Puh, was für ein Ritt! Ja, das war mein Tag im wahrsten Sinne des Wortes.
Nach der obligatorischen Tasse Earl Grey bin ich mit dem Roller zur Grundschule und dann ins Büro gefahren. Dort war ich ein paar Stunden zum Arbeiten. Ich bin ein wenig vergesslich und hatte das Ladekabel für den Rechner letzte Woche vergessen. Also heute kein Homeoffice.
Auf dem Rückweg vom Büro ein Kind am Bahnhof eingesammelt und ab nach Hause.
Der Weltbeste hatte schon den Tisch gedeckt und ich konnte gleich zwei Stückchen der Zucchini-Quiche von gestern reinhauen. Bevor ich dann wieder den Roller schnappte und das jüngste Kind im Hort einsammelte.
Ich bin seit 8 Stunden auf den Beinen und unterwegs und habe bisher noch kein einziges Foto gemacht. Und das am 12. eines Monats.
Mir war klar, die Bilder bekomme ich voll, denn ich habe heute noch einiges vor.
Aber erst mal einen Kaffee auf der Terrasse. Zwei Minuten den Tag bequatschen. Man kommt als Eltern selten dazu sich über das Tagesgeschehen auszutauschen.

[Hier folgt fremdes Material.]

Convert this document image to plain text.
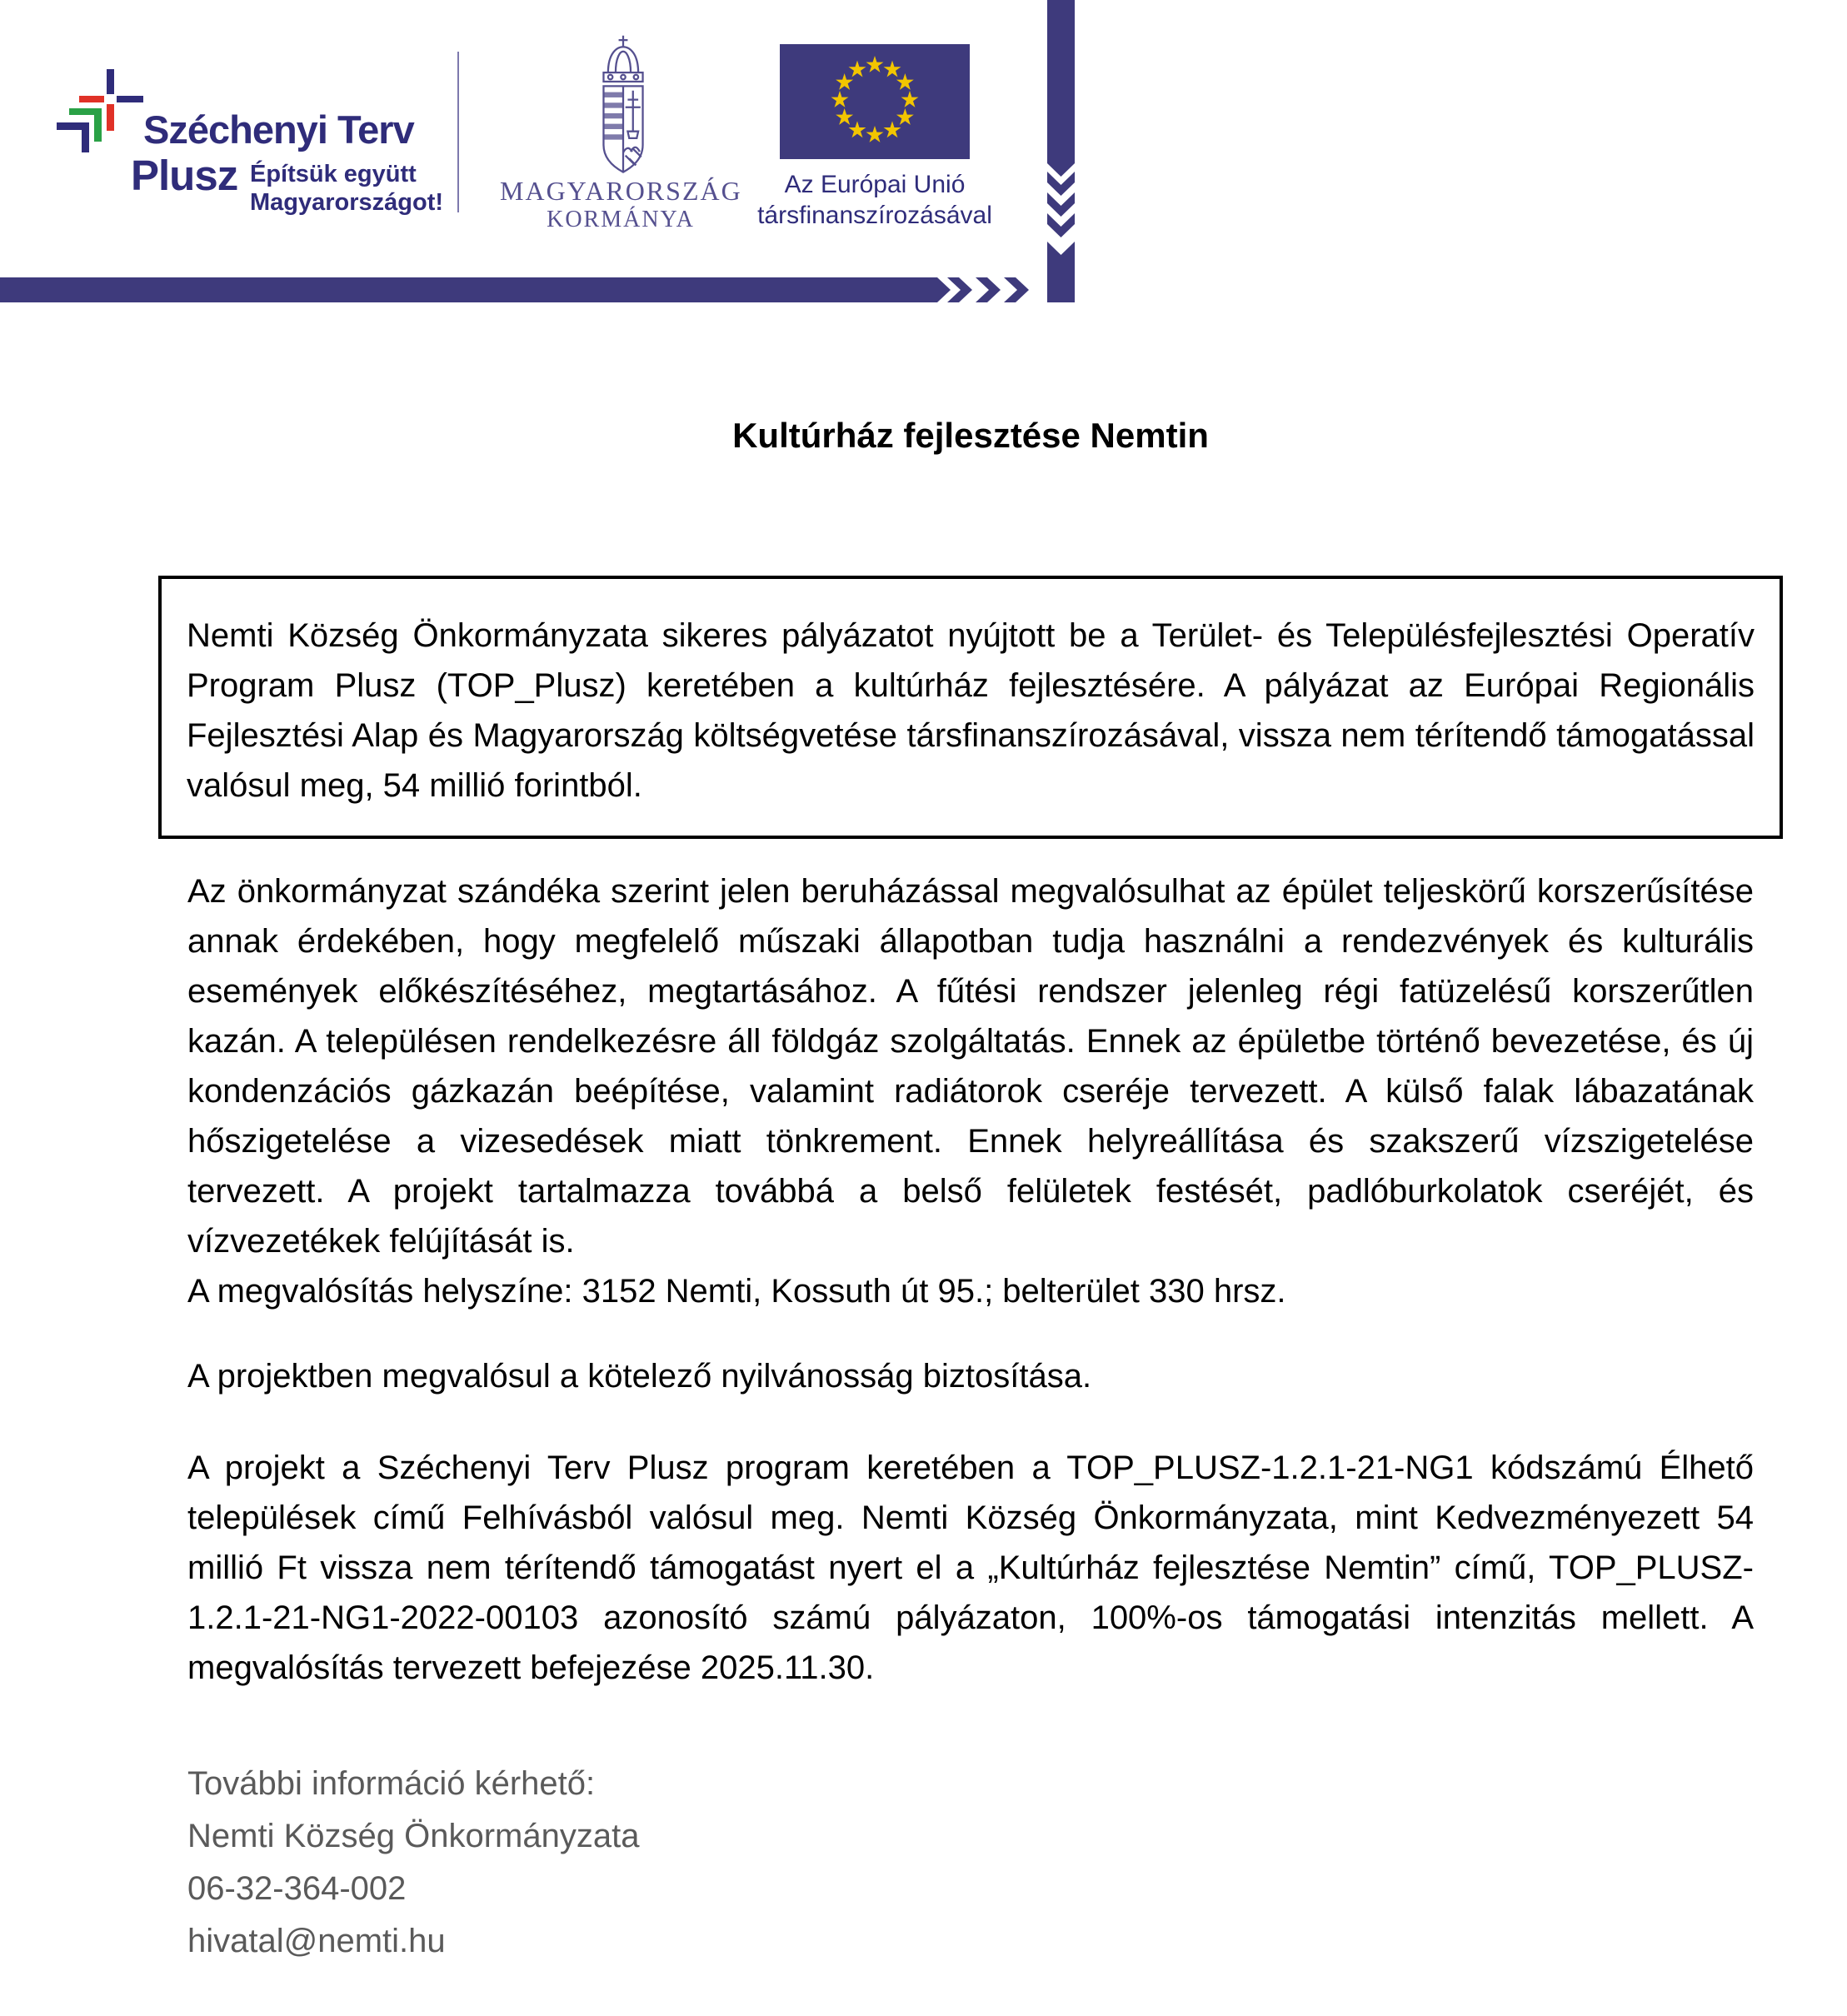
Széchenyi Terv
Plusz Építsük együtt
Magyarországot! MAGYARORSZÁG
KORMÁNYA
Az Európai Unió
társfinanszírozásával
Kultúrház fejlesztése Nemtin
Nemti Község Önkormányzata sikeres pályázatot nyújtott be a Terület- és Településfejlesztési Operatív Program Plusz (TOP_Plusz) keretében a kultúrház fejlesztésére. A pályázat az Európai Regionális Fejlesztési Alap és Magyarország költségvetése társfinanszírozásával, vissza nem térítendő támogatással valósul meg, 54 millió forintból.
Az önkormányzat szándéka szerint jelen beruházással megvalósulhat az épület teljeskörű korszerűsítése annak érdekében, hogy megfelelő műszaki állapotban tudja használni a rendezvények és kulturális események előkészítéséhez, megtartásához. A fűtési rendszer jelenleg régi fatüzelésű korszerűtlen kazán. A településen rendelkezésre áll földgáz szolgáltatás. Ennek az épületbe történő bevezetése, és új kondenzációs gázkazán beépítése, valamint radiátorok cseréje tervezett. A külső falak lábazatának hőszigetelése a vizesedések miatt tönkrement. Ennek helyreállítása és szakszerű vízszigetelése tervezett. A projekt tartalmazza továbbá a belső felületek festését, padlóburkolatok cseréjét, és vízvezetékek felújítását is.
A megvalósítás helyszíne: 3152 Nemti, Kossuth út 95.; belterület 330 hrsz.
A projektben megvalósul a kötelező nyilvánosság biztosítása.
A projekt a Széchenyi Terv Plusz program keretében a TOP_PLUSZ-1.2.1-21-NG1 kódszámú Élhető települések című Felhívásból valósul meg. Nemti Község Önkormányzata, mint Kedvezményezett 54 millió Ft vissza nem térítendő támogatást nyert el a „Kultúrház fejlesztése Nemtin” című, TOP_PLUSZ-1.2.1-21-NG1-2022-00103 azonosító számú pályázaton, 100%-os támogatási intenzitás mellett. A megvalósítás tervezett befejezése 2025.11.30.
További információ kérhető:
Nemti Község Önkormányzata
06-32-364-002
hivatal@nemti.hu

Ich möchte heute noch für ein Projekt eine Radtour machen und wir besprechen die ungefähre Route und wer wann wieder zu Hause ist. Der Weltbeste geht zurück ins Homeoffice und ich mache 95 Bilder, weil ich die Biene so wunderhübsch finde, die den Lavendel anscheinend sehr mag. Sie summt so laut wie eine dicke Hummel.
Nach dem Kaffee und den Bienenfotos sammle ich meine Radlsachen, fülle meine Wasserflasche und setze mich ins Auto. Nach 55 Minuten habe ich mein Ziel erreicht und hiefe mein Fahrrad vom Fahrradträger. Immer wieder eine Herausforderung mit meinem etwas in die Jahre gekommenen Arm.

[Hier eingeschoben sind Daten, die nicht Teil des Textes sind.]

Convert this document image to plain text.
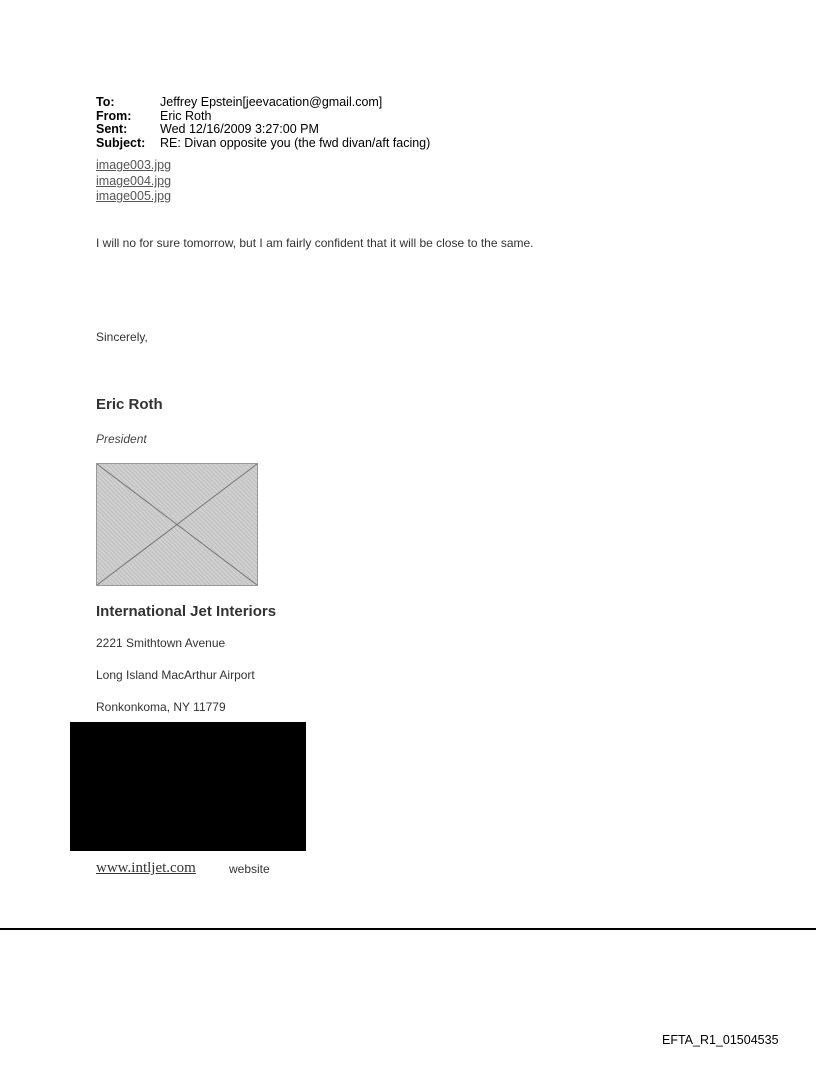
To:	Jeffrey Epstein[jeevacation@gmail.com]
From:	Eric Roth
Sent:	Wed 12/16/2009 3:27:00 PM
Subject:	RE: Divan opposite you (the fwd divan/aft facing)
image003.jpg
image004.jpg
image005.jpg
I will no for sure tomorrow, but I am fairly confident that it will be close to the same.
Sincerely,
Eric Roth
President
International Jet Interiors
2221 Smithtown Avenue
Long Island MacArthur Airport
Ronkonkoma, NY 11779
www.intljet.com	website
EFTA_R1_01504535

Dann brauche ich etwa 5 Minuten, um mich zu orientieren. Nein, “fahren sie nach Osten” ist für mich keine hilfreiche Angabe der Navigationsapp. Wo ist denn dieses verdammte Osten?

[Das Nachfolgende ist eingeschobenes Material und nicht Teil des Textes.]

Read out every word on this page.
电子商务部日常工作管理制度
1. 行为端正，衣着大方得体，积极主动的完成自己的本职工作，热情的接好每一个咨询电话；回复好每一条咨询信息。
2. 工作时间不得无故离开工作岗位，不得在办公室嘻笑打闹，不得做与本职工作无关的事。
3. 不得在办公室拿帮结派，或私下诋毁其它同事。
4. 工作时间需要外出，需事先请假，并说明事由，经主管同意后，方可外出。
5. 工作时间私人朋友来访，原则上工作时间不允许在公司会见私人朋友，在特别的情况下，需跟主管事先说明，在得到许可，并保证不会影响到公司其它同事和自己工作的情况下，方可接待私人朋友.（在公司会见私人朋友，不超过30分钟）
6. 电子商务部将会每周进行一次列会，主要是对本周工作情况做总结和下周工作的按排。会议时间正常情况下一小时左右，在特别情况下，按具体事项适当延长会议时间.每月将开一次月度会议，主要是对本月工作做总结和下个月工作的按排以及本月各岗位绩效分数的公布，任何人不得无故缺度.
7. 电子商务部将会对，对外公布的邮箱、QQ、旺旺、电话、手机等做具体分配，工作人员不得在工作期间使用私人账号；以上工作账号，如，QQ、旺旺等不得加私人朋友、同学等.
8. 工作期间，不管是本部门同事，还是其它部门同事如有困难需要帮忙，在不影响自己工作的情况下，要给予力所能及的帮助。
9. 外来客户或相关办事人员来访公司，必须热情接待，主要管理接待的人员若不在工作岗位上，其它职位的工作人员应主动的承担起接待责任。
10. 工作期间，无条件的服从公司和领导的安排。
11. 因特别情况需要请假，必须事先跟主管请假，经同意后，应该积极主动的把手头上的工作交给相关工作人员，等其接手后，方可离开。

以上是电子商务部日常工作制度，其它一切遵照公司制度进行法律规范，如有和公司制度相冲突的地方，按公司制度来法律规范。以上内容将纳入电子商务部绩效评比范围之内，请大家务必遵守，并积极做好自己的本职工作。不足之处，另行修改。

Egal, nach einigem Auf und ab und links und rechts einmal Abbiegen, bin ich auf dem richtigen Weg. Ich suche nämlich die Quelle der Altmühl. Der Rinnsaal, der irgendwann zu einem richtig schönen Fluss wird.
Aber so einfach ist das gar nicht. Eigentlich gibt es drei Quellpunkte. Den Hornauer Weiher, den Hirschteich und die Erlachsiedlung. Die beiden letzten suche und finde ich.
So schön, wie de Hirschteich auch ist, hier kann ich nicht lange bleibend. Das Gewässer steht nahezu und die Mücken surren um mich, wie um gefundenes Fressen. Also radle ich zur nächsten Quelle, der Erlach Siedlung.
Ich folge der Beschilderung und fahre langsam auf einen Bauernhof zu. Dabei sehe ich anscheinend etwas planlos aus, denn die drei Frauen unterschiedlichen Alters nicken alle gleichzeitig mit dem Kopf in Richtung Wiese. Mir wird klar, dass ich wohl nicht die Erste bin, die die Altmühlquelle sucht. Eher im Gegenteil, das Nicken wirkte einstudiert und vielleicht auch etwas müde. Sie haben sicher schon viel zu oft den Weg zur Quelle gewiesen. Auf dem Bild sieht man es nicht, aber als ich dort bin, verstehe ich auch, dass einige Besucher vor mir sich offensichtlich nicht sehr rücksichtsvoll verhalten hatten: Die Quelle ist ringsum mit hübschem, rotweißem Absperrband abgegrenzt und das Land dahinter mit Schildern “Betreten verboten!” ausgestattet.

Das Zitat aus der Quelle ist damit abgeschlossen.